The Mudcat Café TM
Thread #57543 Message #906440
Posted By: wysiwyg
10-Mar-03 - 09:12 AM
Thread Name: Teaching folk music
Subject: RE: Teaching folk music
Frank, I will answer your excellent questions-- you sure are engaged in thinking about all this! :~) I should reflect on it some first with my husband. So it will be a few days before I can address them.
A few "short answers"....
First, about keeping track of their progress this-- that's entirely on their side of the equation. However far along I think they may be when I will see them next, that isn't at all where it turns out that they're at-- they have either sped past my assessment by virtue of practice, epiphanies gained through listening to good musical models, hanging out with a better player, etc., or they have been busier than they thought they would be, and have lost progress or failed to make any due to lack of application.
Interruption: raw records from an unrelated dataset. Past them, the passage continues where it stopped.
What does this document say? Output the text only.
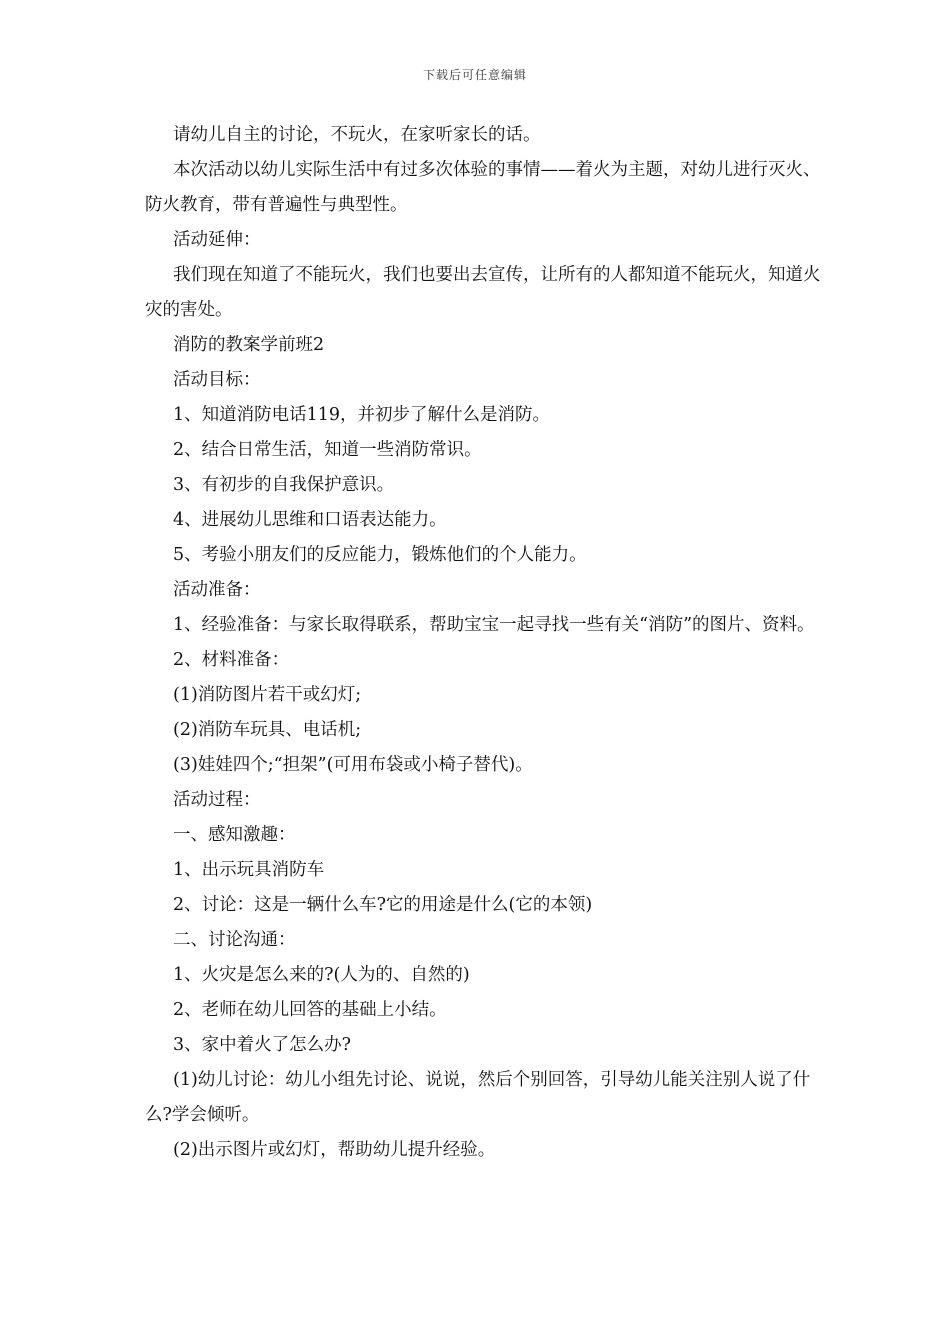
下载后可任意编辑

请幼儿自主的讨论，不玩火，在家听家长的话。

本次活动以幼儿实际生活中有过多次体验的事情——着火为主题，对幼儿进行灭火、防火教育，带有普遍性与典型性。

活动延伸：

我们现在知道了不能玩火，我们也要出去宣传，让所有的人都知道不能玩火，知道火灾的害处。

消防的教案学前班2

活动目标：

1、知道消防电话119，并初步了解什么是消防。

2、结合日常生活，知道一些消防常识。

3、有初步的自我保护意识。

4、进展幼儿思维和口语表达能力。

5、考验小朋友们的反应能力，锻炼他们的个人能力。

活动准备：

1、经验准备：与家长取得联系，帮助宝宝一起寻找一些有关“消防”的图片、资料。

2、材料准备：

(1)消防图片若干或幻灯;

(2)消防车玩具、电话机;

(3)娃娃四个;“担架”(可用布袋或小椅子替代)。

活动过程：

一、感知激趣：

1、出示玩具消防车

2、讨论：这是一辆什么车?它的用途是什么(它的本领)

二、讨论沟通：

1、火灾是怎么来的?(人为的、自然的)

2、老师在幼儿回答的基础上小结。

3、家中着火了怎么办?

(1)幼儿讨论：幼儿小组先讨论、说说，然后个别回答，引导幼儿能关注别人说了什么?学会倾听。

(2)出示图片或幻灯，帮助幼儿提升经验。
When I work with them privately, it's on them to say what they want to work on, when they arrive. When they have not moved forward, we just repeat what we did last time, using the "lesson" time as part of the practice they missed, and then I assign motivating homework-- such as, "Choose four songs to bring next time, that you really want to play. Let's not waste our time together doing that, OK?"
Or, often, they have found a more accurate approach-- they have realized what little thing has been blocking their propgress, and they want to make a shift in focus or talk about what they spotted.
I have one big luxury in this-- time. I can give them a half hour or a few hours, and anything in between. One day I thought it would be a half hour of strum patterns, with myself modeling on autopharp anf the "student" on lap duilimer. But what needed to happen that day was how to simplify arrangements. So we worked throuhg a songbook he's using, that I also have used, and we did arragements and jammed them smooth for about an hour and a half. It was very satisfying and I never noticed the time rush by till my shoulder gave out!
A second answer-- our band is primarily a singalong band-- we play and songlead all forms of gospel. We also do some tin pan alley, and some oldtime, some Irish.... in a more "performer" mode we do fiddle tunes... the core group plays weekly for church services, and we are organizing concerts with Mudcat contacts. A recent description of "presenting" some of our people is in the thread, "When the Band Can't Come."
I think what we are "teaching" is not any specific instrument, but "Musicianship 101."
It's good you are inviting me to think about this more, BTW.